The present disclosure generally relates to mechanical and electrical sensor assemblies and antenna designs for implant devices, and more particularly to spinal implant systems which may be used to treat various spinal disorders.
Treatment of spinal disorders, such as degenerative disc disease, disc herniations, scoliosis or other curvature abnormalities, and fractures, often requires surgical treatments. For example, spinal fusion may be used to limit motion between vertebral members. As another example, implants may be used to preserve motion between vertebral members.
Surgical treatment typically involves the use of implants and longitudinal members, such as spinal rods. Implants may be disposed between two vertebral members for supporting and/or repositioning the vertebral members. Implants may also be used to facilitate a fusion process between a superior vertebrae and an inferior vertebrae. Longitudinal members may be attached to the exterior of two or more vertebral members to assist with the treatment of a spinal disorder. Longitudinal members may provide a stable, rigid column that helps bones to fuse, and may redirect stresses over a wider area away from a damaged or defective region. Also, rigid longitudinal members may help in spinal alignment.
Screw assemblies may be used to connect a longitudinal member to a vertebral member. A screw assembly may include a pedicle screw, hook, tulip bulb connector or other type of receiver, and a set screw, among other components. A pedicle screw can be placed in, above and/or below vertebral members that were fused, and a longitudinal member can be used to connect the pedicle screws which inhibits or controls movement. A set screw can be used to secure the connection of a longitudinal member and a pedicle screw, hook, or other connector. However, the connection force and continued integrity of the connection between a longitudinal member and a pedicle screw or other connector can be challenging to monitor during and after implantation. In addition, it is difficult to monitor that an appropriate force is maintained between a set screw and a longitudinal member. Conventional spinal implants, load assemblies, and/or screw assemblies are not capable of sensing and transmitting the connection force between a longitudinal rod and a pedicle screw installed within a patient. Conventional spinal implants are not capable of sensing the stress/strain applied to the spinal implant, by, e.g., the pressure between adjacent vertebrae and/or the pressure applied by an adjacent pedicle screw, longitudinal rod, etc. Furthermore, they cannot continuously monitor and maintain a secure connection on relatively long-time frames.
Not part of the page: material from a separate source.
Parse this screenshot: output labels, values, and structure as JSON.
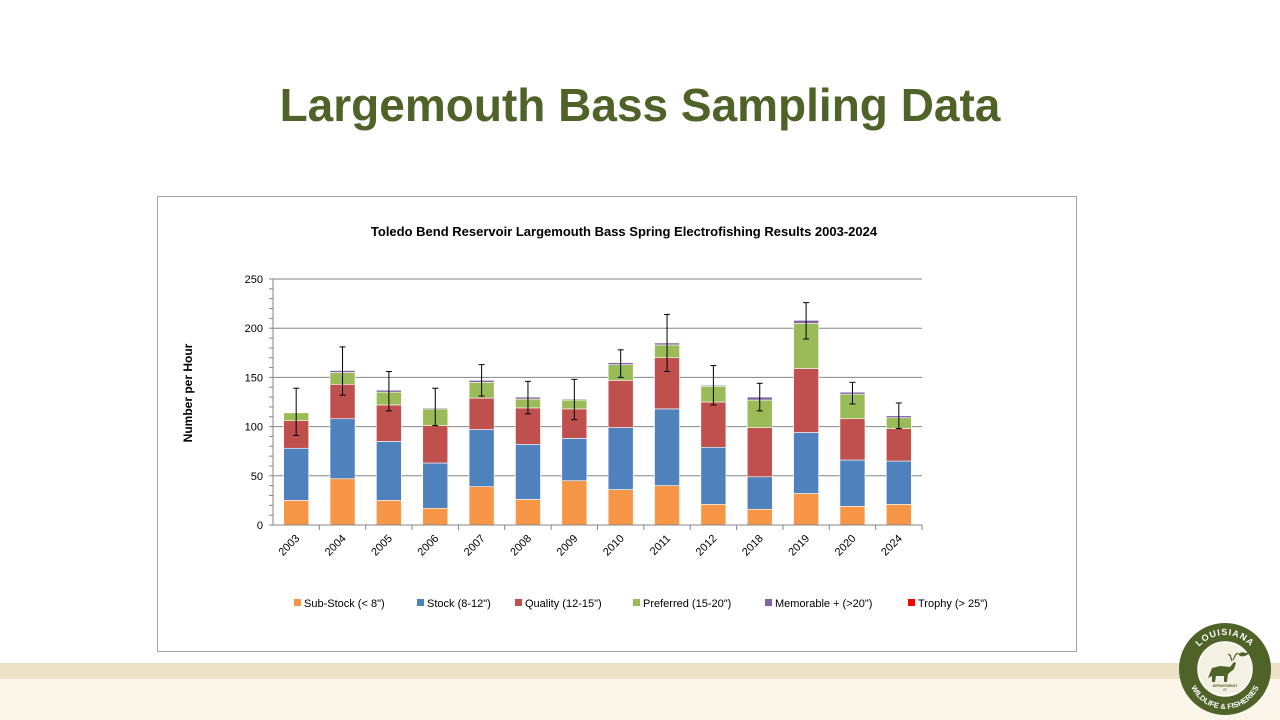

The techniques of this disclosure generally relate to spinal implants having various sensors for communicating attributes about the spinal implants when installed in patient anatomy to an external reader.
In one aspect, load sensing spinal implants having at least one sensor and an antenna are disclosed. An example implant may include an interbody cage extending in a longitudinal direction from a proximal end to a distal end and in a widthwise direction from a first lateral end to a second lateral end; and an electronics portion including a housing defining a sealed cavity for supporting an electronics assembly and a battery therein. The implant may include at least one antenna in electrical communication with the electronics assembly; and at least one strain gauge configured to detect a localized force experienced by the interbody cage. The at least one antenna may be configured to transmit information received from the at least one strain gauge to an external device. The electronics assembly may be disposed on the side of the cage, a distal end of the cage, or inside a graft window of the cage.
In another aspect, the present disclosure provides a load sensing spinal implant, including an interbody cage extending in a longitudinal direction from a proximal end to a distal end and in a widthwise direction from a first lateral end to a second lateral end. The implant may include an electronics portion including a housing defining a sealed cavity for supporting an electronics assembly and a battery therein. The implant may include at least one antenna in electrical communication with the electronics assembly. The implant may include at least one strain gauge configured to detect a localized force experienced by the interbody cage and being in electrical communication with the electronics assembly. In various embodiments, the at least one antenna may be configured to transmit information received from the at least one strain gauge to an external device.
In another aspect, a load sensing spinal implant including an interbody cage extending in a longitudinal direction from a proximal end to a distal end and in a widthwise direction from a first lateral end to a second lateral end. In various embodiments, the interbody cage may include a graft window and an electronics portion including a housing defining a sealed cavity for supporting an electronics assembly and a battery therein. Disclosed implants may include an overmold portion surrounding the electronics portion thereby forming a hermetic seal. In various embodiments, at least one antenna may be in electrical communication with the electronics assembly and have a size and shape that generally corresponds to a size and shape of at least one sidewall of the graft window. In disclosed embodiments, at least one strain gauge may be configured to detect a localized force experienced by the interbody cage and be in electrical communication with the electronics assembly. In at least some embodiments, the at least one antenna is configured to transmit information received from the at least one strain gauge to an external device.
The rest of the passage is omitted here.